El parto fue en Madrid, en 1995. El niño, la moneda única europea, se llamaría euro. En 1996, el Instituto Monetario Europeo (IME) presentó los diseños ganadores para los billetes en euros. El euro tenía ya forma y cara. Sólo le faltaba circular. Pero ese tránsito, presagiaban muchos, estaría lleno de baches y de obstáculos.
Con los efectos del mercado comunitario (mejoras de eficiencia, aumento de la productividad, atracción de inversión directa, economías de escala y de aprendizaje, incentivos a la innovación), la economía europea se mantuvo durante los 90 a la cabeza de los rankings de competitividad internacional. Así comenzaba a andar al ritmo de la globalización.
Sin embargo, todos estaban conscientes de que, pese al acuerdo final en Maastricht, el Banco Central Europeo (BCE, 1999), la autoridad monetaria creada para cuidar la salud del euro a la cabeza de un Eurosistema de bancos centrales, había sido diseñado casi a imagen y semejanza del estricto Bundesbank alemán, preocupado por la inflación por sobre todas las demás cosas, sin capacidad de intervenir en aspectos fundamentales de la economía al estilo keynesiano.

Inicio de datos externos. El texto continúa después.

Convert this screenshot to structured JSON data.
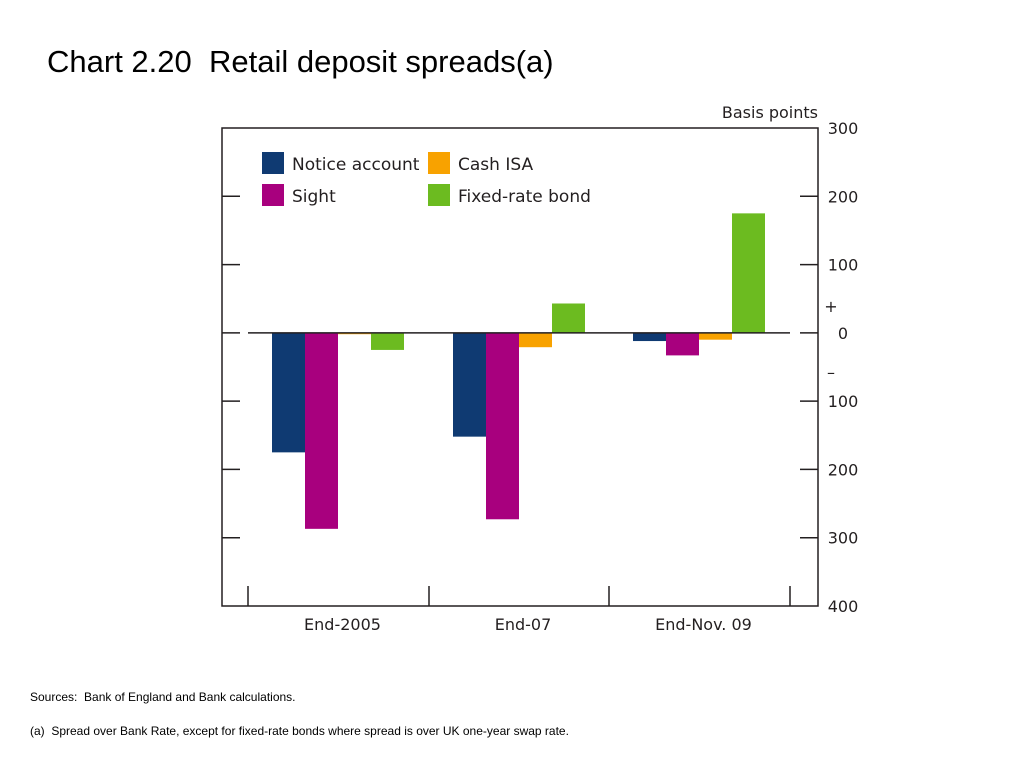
{
  "page": {
    "title": "Chart 2.20  Retail deposit spreads(a)",
    "sources": "Sources:  Bank of England and Bank calculations.",
    "footnote": "(a)  Spread over Bank Rate, except for fixed-rate bonds where spread is over UK one-year swap rate."
  },
  "chart_data": {
    "type": "bar",
    "title": "",
    "unit_label": "Basis points",
    "categories": [
      "End-2005",
      "End-07",
      "End-Nov. 09"
    ],
    "series": [
      {
        "name": "Notice account",
        "color": "#0f3a72",
        "values": [
          -175,
          -152,
          -12
        ]
      },
      {
        "name": "Sight",
        "color": "#a8007e",
        "values": [
          -287,
          -273,
          -33
        ]
      },
      {
        "name": "Cash ISA",
        "color": "#f8a200",
        "values": [
          -2,
          -21,
          -10
        ]
      },
      {
        "name": "Fixed-rate bond",
        "color": "#6cbb20",
        "values": [
          -25,
          43,
          175
        ]
      }
    ],
    "ylim": [
      -400,
      300
    ],
    "y_ticks": [
      300,
      200,
      100,
      0,
      -100,
      -200,
      -300,
      -400
    ],
    "y_tick_labels": [
      "300",
      "200",
      "100",
      "0",
      "100",
      "200",
      "300",
      "400"
    ],
    "sign_labels": {
      "positive": "+",
      "negative": "–"
    },
    "legend_position": "top-left",
    "grid": false
  }
}
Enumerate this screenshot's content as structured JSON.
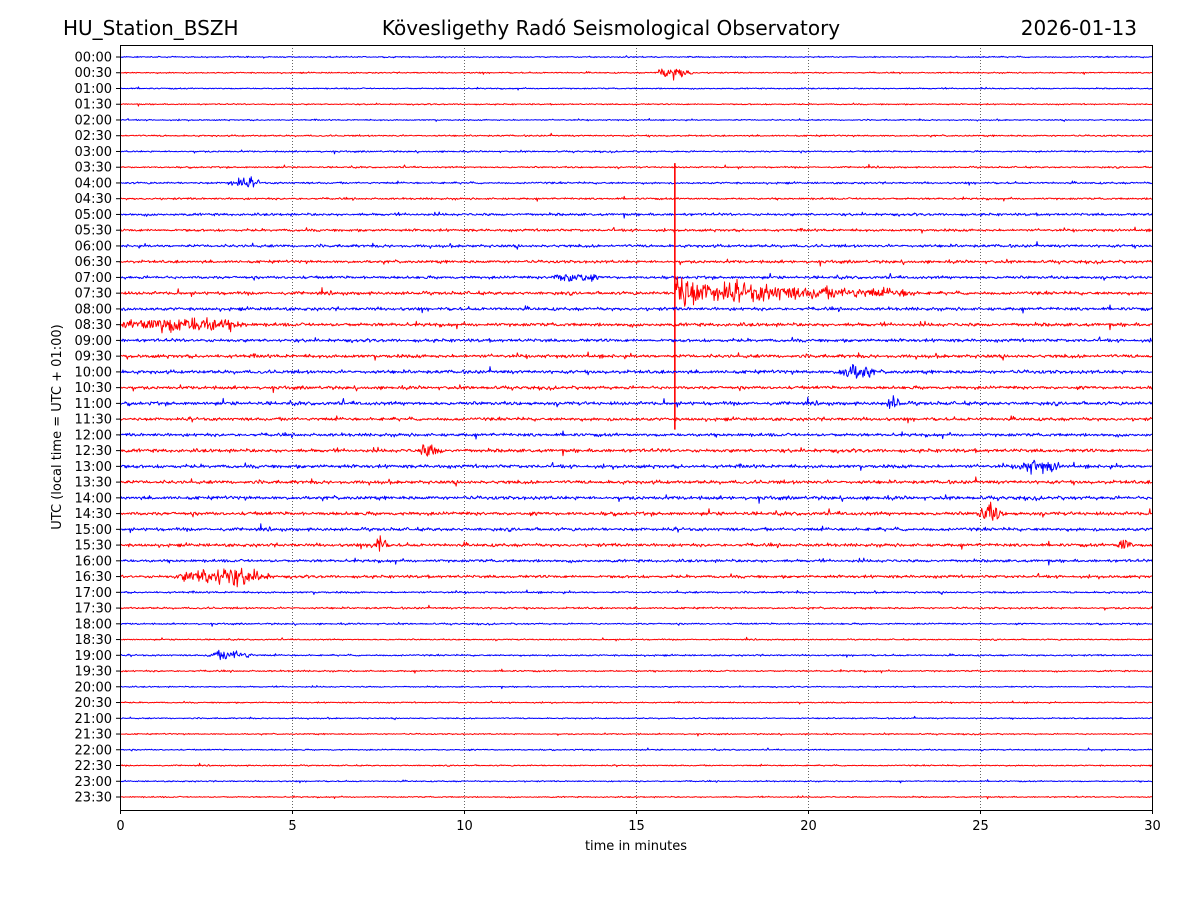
{
  "chart_data": {
    "type": "line",
    "title_left": "HU_Station_BSZH",
    "title_center": "Kövesligethy Radó Seismological Observatory",
    "title_right": "2026-01-13",
    "xlabel": "time in minutes",
    "ylabel": "UTC (local time = UTC + 01:00)",
    "xlim": [
      0,
      30
    ],
    "xticks": [
      "0",
      "5",
      "10",
      "15",
      "20",
      "25",
      "30"
    ],
    "xtick_values": [
      0,
      5,
      10,
      15,
      20,
      25,
      30
    ],
    "grid": "vertical dotted at 5-minute intervals",
    "row_labels": [
      "00:00",
      "00:30",
      "01:00",
      "01:30",
      "02:00",
      "02:30",
      "03:00",
      "03:30",
      "04:00",
      "04:30",
      "05:00",
      "05:30",
      "06:00",
      "06:30",
      "07:00",
      "07:30",
      "08:00",
      "08:30",
      "09:00",
      "09:30",
      "10:00",
      "10:30",
      "11:00",
      "11:30",
      "12:00",
      "12:30",
      "13:00",
      "13:30",
      "14:00",
      "14:30",
      "15:00",
      "15:30",
      "16:00",
      "16:30",
      "17:00",
      "17:30",
      "18:00",
      "18:30",
      "19:00",
      "19:30",
      "20:00",
      "20:30",
      "21:00",
      "21:30",
      "22:00",
      "22:30",
      "23:00",
      "23:30"
    ],
    "series_colors": [
      "#0000ff",
      "#ff0000"
    ],
    "noise_level": [
      0.4,
      0.4,
      0.4,
      0.4,
      0.4,
      0.5,
      0.5,
      0.5,
      0.6,
      0.6,
      0.8,
      0.8,
      0.9,
      0.9,
      0.9,
      1.0,
      1.0,
      1.1,
      1.0,
      1.1,
      1.1,
      1.0,
      1.1,
      1.0,
      1.0,
      1.1,
      1.1,
      1.1,
      1.1,
      1.1,
      1.0,
      1.0,
      0.9,
      0.9,
      0.6,
      0.6,
      0.5,
      0.4,
      0.5,
      0.5,
      0.4,
      0.4,
      0.4,
      0.4,
      0.4,
      0.4,
      0.4,
      0.4
    ],
    "events": [
      {
        "row": "00:30",
        "minute": 16.1,
        "amplitude": 4,
        "duration": 1.2
      },
      {
        "row": "04:00",
        "minute": 3.6,
        "amplitude": 3,
        "duration": 1.2
      },
      {
        "row": "07:00",
        "minute": 13.2,
        "amplitude": 3,
        "duration": 1.5
      },
      {
        "row": "07:30",
        "minute": 16.1,
        "amplitude": 130,
        "duration": 7.0,
        "main_earthquake": true
      },
      {
        "row": "08:30",
        "minute": 1.8,
        "amplitude": 5,
        "duration": 4
      },
      {
        "row": "10:00",
        "minute": 21.4,
        "amplitude": 5,
        "duration": 1.2
      },
      {
        "row": "11:00",
        "minute": 22.5,
        "amplitude": 4,
        "duration": 0.5
      },
      {
        "row": "12:30",
        "minute": 9.0,
        "amplitude": 4,
        "duration": 0.8
      },
      {
        "row": "13:00",
        "minute": 26.7,
        "amplitude": 4,
        "duration": 1.5
      },
      {
        "row": "14:30",
        "minute": 25.3,
        "amplitude": 6,
        "duration": 0.8
      },
      {
        "row": "15:30",
        "minute": 7.5,
        "amplitude": 6,
        "duration": 0.6
      },
      {
        "row": "15:30",
        "minute": 29.2,
        "amplitude": 5,
        "duration": 0.5
      },
      {
        "row": "16:30",
        "minute": 3.0,
        "amplitude": 6,
        "duration": 3
      },
      {
        "row": "19:00",
        "minute": 3.2,
        "amplitude": 3,
        "duration": 1.5
      }
    ]
  }
}
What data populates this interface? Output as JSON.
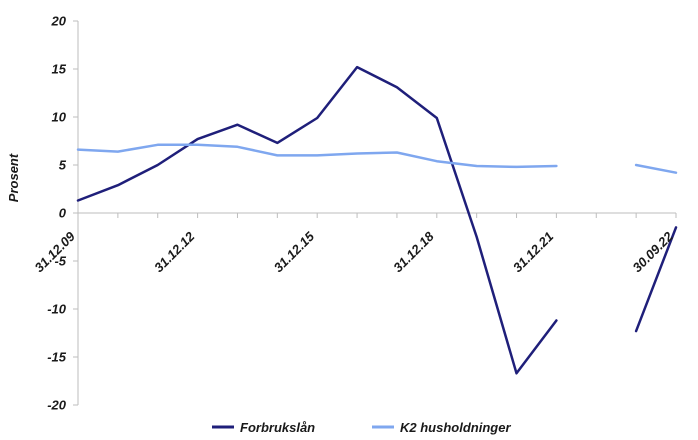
{
  "chart_data": {
    "type": "line",
    "ylabel": "Prosent",
    "ylim": [
      -20,
      20
    ],
    "yticks": [
      -20,
      -15,
      -10,
      -5,
      0,
      5,
      10,
      15,
      20
    ],
    "x": [
      "31.12.09",
      "31.12.10",
      "31.12.11",
      "31.12.12",
      "31.12.13",
      "31.12.14",
      "31.12.15",
      "31.12.16",
      "31.12.17",
      "31.12.18",
      "31.12.19",
      "31.12.20",
      "31.12.21",
      "31.03.22",
      "30.06.22",
      "30.09.22"
    ],
    "xtick_labels": [
      "31.12.09",
      "31.12.12",
      "31.12.15",
      "31.12.18",
      "31.12.21",
      "30.09.22"
    ],
    "series": [
      {
        "name": "Forbrukslån",
        "color": "#1f1f7a",
        "values": [
          1.3,
          2.9,
          5.0,
          7.7,
          9.2,
          7.3,
          9.9,
          15.2,
          13.1,
          9.9,
          -2.5,
          -16.7,
          -11.2,
          null,
          -12.3,
          -1.5
        ]
      },
      {
        "name": "K2 husholdninger",
        "color": "#7fa7ef",
        "values": [
          6.6,
          6.4,
          7.1,
          7.1,
          6.9,
          6.0,
          6.0,
          6.2,
          6.3,
          5.4,
          4.9,
          4.8,
          4.9,
          null,
          5.0,
          4.2
        ]
      }
    ],
    "grid": false,
    "legend": "bottom"
  }
}
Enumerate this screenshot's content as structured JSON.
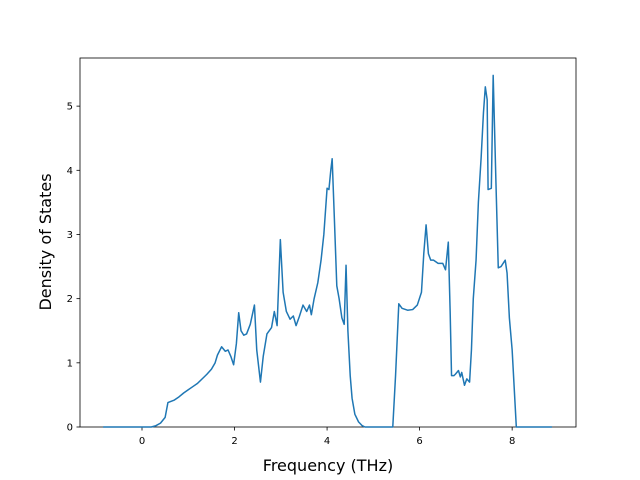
{
  "chart_data": {
    "type": "line",
    "xlabel": "Frequency (THz)",
    "ylabel": "Density of States",
    "xlim": [
      -1.34,
      9.38
    ],
    "ylim": [
      0,
      5.75
    ],
    "xticks": [
      0,
      2,
      4,
      6,
      8
    ],
    "yticks": [
      0,
      1,
      2,
      3,
      4,
      5
    ],
    "series": [
      {
        "color": "#1f77b4",
        "x": [
          -0.84,
          0.2,
          0.3,
          0.4,
          0.5,
          0.56,
          0.7,
          0.8,
          0.9,
          1.0,
          1.1,
          1.2,
          1.3,
          1.4,
          1.5,
          1.58,
          1.63,
          1.72,
          1.8,
          1.86,
          1.92,
          1.98,
          2.04,
          2.09,
          2.14,
          2.2,
          2.26,
          2.34,
          2.43,
          2.48,
          2.56,
          2.62,
          2.7,
          2.8,
          2.86,
          2.92,
          2.99,
          3.05,
          3.12,
          3.2,
          3.27,
          3.33,
          3.4,
          3.48,
          3.56,
          3.62,
          3.66,
          3.72,
          3.8,
          3.87,
          3.93,
          4.0,
          4.04,
          4.08,
          4.11,
          4.16,
          4.21,
          4.26,
          4.32,
          4.37,
          4.41,
          4.45,
          4.5,
          4.54,
          4.6,
          4.68,
          4.76,
          4.82,
          5.42,
          5.48,
          5.55,
          5.62,
          5.74,
          5.85,
          5.95,
          6.04,
          6.09,
          6.14,
          6.19,
          6.24,
          6.3,
          6.4,
          6.5,
          6.56,
          6.62,
          6.66,
          6.69,
          6.74,
          6.77,
          6.84,
          6.88,
          6.91,
          6.97,
          7.02,
          7.08,
          7.12,
          7.16,
          7.22,
          7.27,
          7.33,
          7.38,
          7.42,
          7.46,
          7.48,
          7.55,
          7.59,
          7.65,
          7.7,
          7.76,
          7.85,
          7.89,
          7.94,
          8.0,
          8.09,
          8.86
        ],
        "values": [
          0,
          0,
          0.02,
          0.06,
          0.15,
          0.38,
          0.42,
          0.47,
          0.53,
          0.58,
          0.63,
          0.68,
          0.75,
          0.82,
          0.9,
          1.0,
          1.12,
          1.25,
          1.18,
          1.2,
          1.1,
          0.97,
          1.3,
          1.78,
          1.5,
          1.43,
          1.45,
          1.6,
          1.9,
          1.2,
          0.7,
          1.1,
          1.45,
          1.55,
          1.8,
          1.58,
          2.92,
          2.1,
          1.8,
          1.68,
          1.73,
          1.58,
          1.72,
          1.9,
          1.8,
          1.9,
          1.75,
          2.0,
          2.25,
          2.6,
          3.0,
          3.72,
          3.7,
          4.0,
          4.18,
          3.2,
          2.2,
          2.0,
          1.7,
          1.6,
          2.52,
          1.5,
          0.8,
          0.45,
          0.2,
          0.08,
          0.02,
          0,
          0,
          0.8,
          1.92,
          1.85,
          1.82,
          1.83,
          1.9,
          2.1,
          2.7,
          3.15,
          2.7,
          2.6,
          2.6,
          2.55,
          2.55,
          2.45,
          2.88,
          1.8,
          0.8,
          0.8,
          0.82,
          0.88,
          0.78,
          0.85,
          0.65,
          0.75,
          0.7,
          1.2,
          2.0,
          2.6,
          3.5,
          4.2,
          4.9,
          5.3,
          5.1,
          3.7,
          3.72,
          5.48,
          3.8,
          2.48,
          2.5,
          2.6,
          2.4,
          1.7,
          1.2,
          0,
          0
        ]
      }
    ]
  }
}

Con Maastricht ya en vigencia, antes del lanzamiento del euro, dos líderes indiscutidos de la unidad europea, reconocieron el problema. “Fue un error ilevantable”, confesó François Mitterrand. “Si querían subsumir el marco en el euro para moderar la influencia alemana, salió al revés”, refrendó el socialdemócrata Gerard Schröeder.